I was fortunate enough to play senior footy at 16, where I'm from in the western suburbs of Melbourne, that was a pretty big deal. I found myself among some great men that taught me a lot more than they probably realized at the time. I was the little brother in that team, and having that love and support changed a lot of my behaviour. Suddenly I had something more than weight loss or my body to care about. I was a part of a team and had to prepare my body for performance. Something that meant the world to me and provided the playground for building confidence.
Fast forward a couple of years; my final English essay was titled 'More than a Voice'. The landscape has changed a lot in the last two decades about mental health but back then, it was a pretty bold move, and I detailed the struggle with the voice in my head. The analysis of a day is based on whether I ate well or exercised enough. The talons of guilt grab you by the neck after consuming something 'bad'—the false economy of exchanging a meal for high-intensity exercise. The cycle is reinforced by a positive comment from someone who feels they have the right to but has no idea about the behaviour that they're applauding. The paper then told of a dream to create a life where I challenged the negative voices in others' heads—a path where I connected people to their value. I was going to get an education, build something I'm proud of and challenge the false economy, cheap win, vanity based culture that, believe it or not, was around before Instagram! A little bit like the environment I stumbled across in that footy club at 16. I've found a way to do it through community, exercise and nutrition as a side dish to empathy and compassion.

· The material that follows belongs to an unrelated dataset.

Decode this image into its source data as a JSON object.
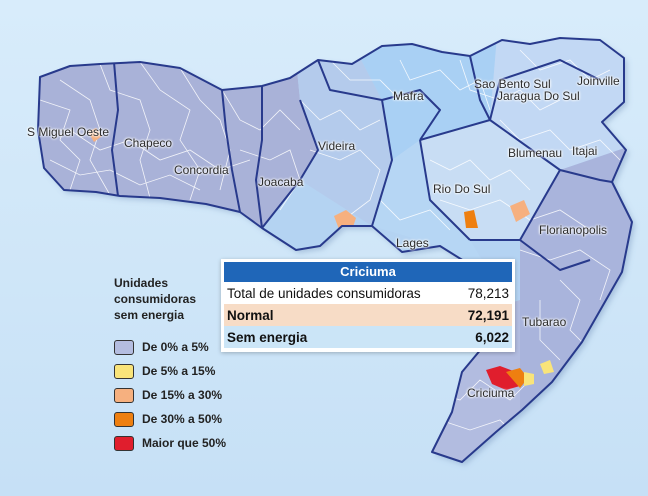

You're far more than the house you live in, the car you drive, and the body you inhabit. That body that you might not be happy with or you wish was a different size or a little bit leaner; it's the only one you've got! Having spent the better part of my adult life learning about the body, I can tell you it's absolutely amazing, even yours!
We all come in different shapes and sizes, but it's my belief that our body is our greatest tool and asset for living a high-quality life. Fitness is the perfect playground for it. To become a priority in your life again, build confidence and connect you to that deeper intuition that we all have within us. We need to get you moving! Whether it's walking, pilates, weight training, or jogging, I don't care, but exercise provides the action for change. It's the catalyst to move from reactive deficit-based thinking into a proactive improved version of yourself. Yes, your body composition will likely change as a result, but that's a by-product, not the reason to start. What if the next walk or run or training session or breakfast, lunch or dinner wasn't a calculation or an attempt to create a greater deficit? What if it was an act of self-respect, an opportunity for you to access a better part of your brain and a better level of thinking to be a better mom, dad, son, daughter, teacher, learner, and human being.
The world will never get another you, and you will never get another body. So rather than fight it and hate it and crave a different one, thank it, nourish it and use it to help you improve your life.